I am not sleepy. Just very reflective. At the same time I am planning. I can plan now. My life is once again my own.
On March 18, I walked into the Criminal Courts Building (CCB for those who are more familiar with it than they would like to be). The hearing had been postponed on three occasions but this time all parties were present.
My Attorney spoke and he recited the team effort of private attorneys, public officials and police officers that assisted me along the way. It was a verbal parade of un sung heroes for whom I owe a debt that can never be repaid. Two motions were on the table—reduce the felony to a misdemeanor and end probation early.

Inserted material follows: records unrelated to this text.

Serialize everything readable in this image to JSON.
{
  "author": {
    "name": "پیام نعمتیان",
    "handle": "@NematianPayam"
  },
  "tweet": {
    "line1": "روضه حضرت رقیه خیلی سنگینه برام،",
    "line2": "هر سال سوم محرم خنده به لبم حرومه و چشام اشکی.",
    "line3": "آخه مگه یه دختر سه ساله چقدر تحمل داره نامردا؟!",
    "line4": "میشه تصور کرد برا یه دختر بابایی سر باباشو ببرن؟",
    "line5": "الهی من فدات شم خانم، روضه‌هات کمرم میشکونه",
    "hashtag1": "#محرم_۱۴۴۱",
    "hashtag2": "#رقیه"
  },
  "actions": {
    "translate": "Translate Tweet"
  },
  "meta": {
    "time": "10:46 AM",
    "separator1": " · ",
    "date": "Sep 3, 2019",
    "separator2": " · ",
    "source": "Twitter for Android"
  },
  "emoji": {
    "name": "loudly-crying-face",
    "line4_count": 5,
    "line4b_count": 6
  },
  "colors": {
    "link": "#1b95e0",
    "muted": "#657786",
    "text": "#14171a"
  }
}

The DA spoke. I received accolades that I could not believe were used to describe me. A little less than three years ago, the same person wanted me behind bars, fighting vigorously to keep me away from my family. She recounted the complete timeline of my Skid Row experience and as she did so I felt each stage of time, and the texture of my emotions that corresponded to that time. Sometimes I felt the pain. At other moments I merely remembered it. The DA was asked by the judge whether or not she agreed that the motion by my attorney that the felony be reduced to a misdemeanor be granted. She agreed.
The judge looked at me. He had heard the various versions of the success stories that were shared and he added to it. We had gotten to know each other during each delay as the previous commissioner had been appointed to a judgeship in another courtroom. He told me to come back and visit him and let him know how my life was coming along. Both motions were granted. I was no longer a felon in the eyes of the legal system. Probation was lifted. My attorney will file for expungement shortly. When he finished there was an eruption of applause from the courtroom. I turned to face the roar and saw that every seat was filled with smiling faces. It was a very special moment. I was a free man.
I walked out of the building in a blissful, dreamy state. Suddenly it hit me that I did not have to go in there again. It also hit me that I was free for the first time in my life. Sure it was not until three years ago that I had any record but I lost my freedom when I made the decision to experiment with drugs and embarked on a lifestyle of recreational consumption, or so I thought. I was dependent on those drugs. I was not guilty of the crime charged but I was guilty of making bad decisions and exercising a behavior that was destructive and put me in the position for Murphy’s Law to happen.
Since January 1 I have been back in the family house taking care of my mother and enjoying every bit of it. I have thought of this phase of my life that has ended. The lessons learned from it will be nothing compared to what I will learn from it as each day comes and goes.
For years I missed out on much of life smoking the time away in one room or another , alone or with others who chose the same form of self destruction. Now, I try to live it like there is no tomorrow and attempt to do something different and new every day.
This weekend, after the burden was lifted, I relaxed for the first time in years. I drove to Venice Beach, had lunch,breathed the fresh air and felt the crisp wind beating against my face. It was wonderful. I was alive and living life.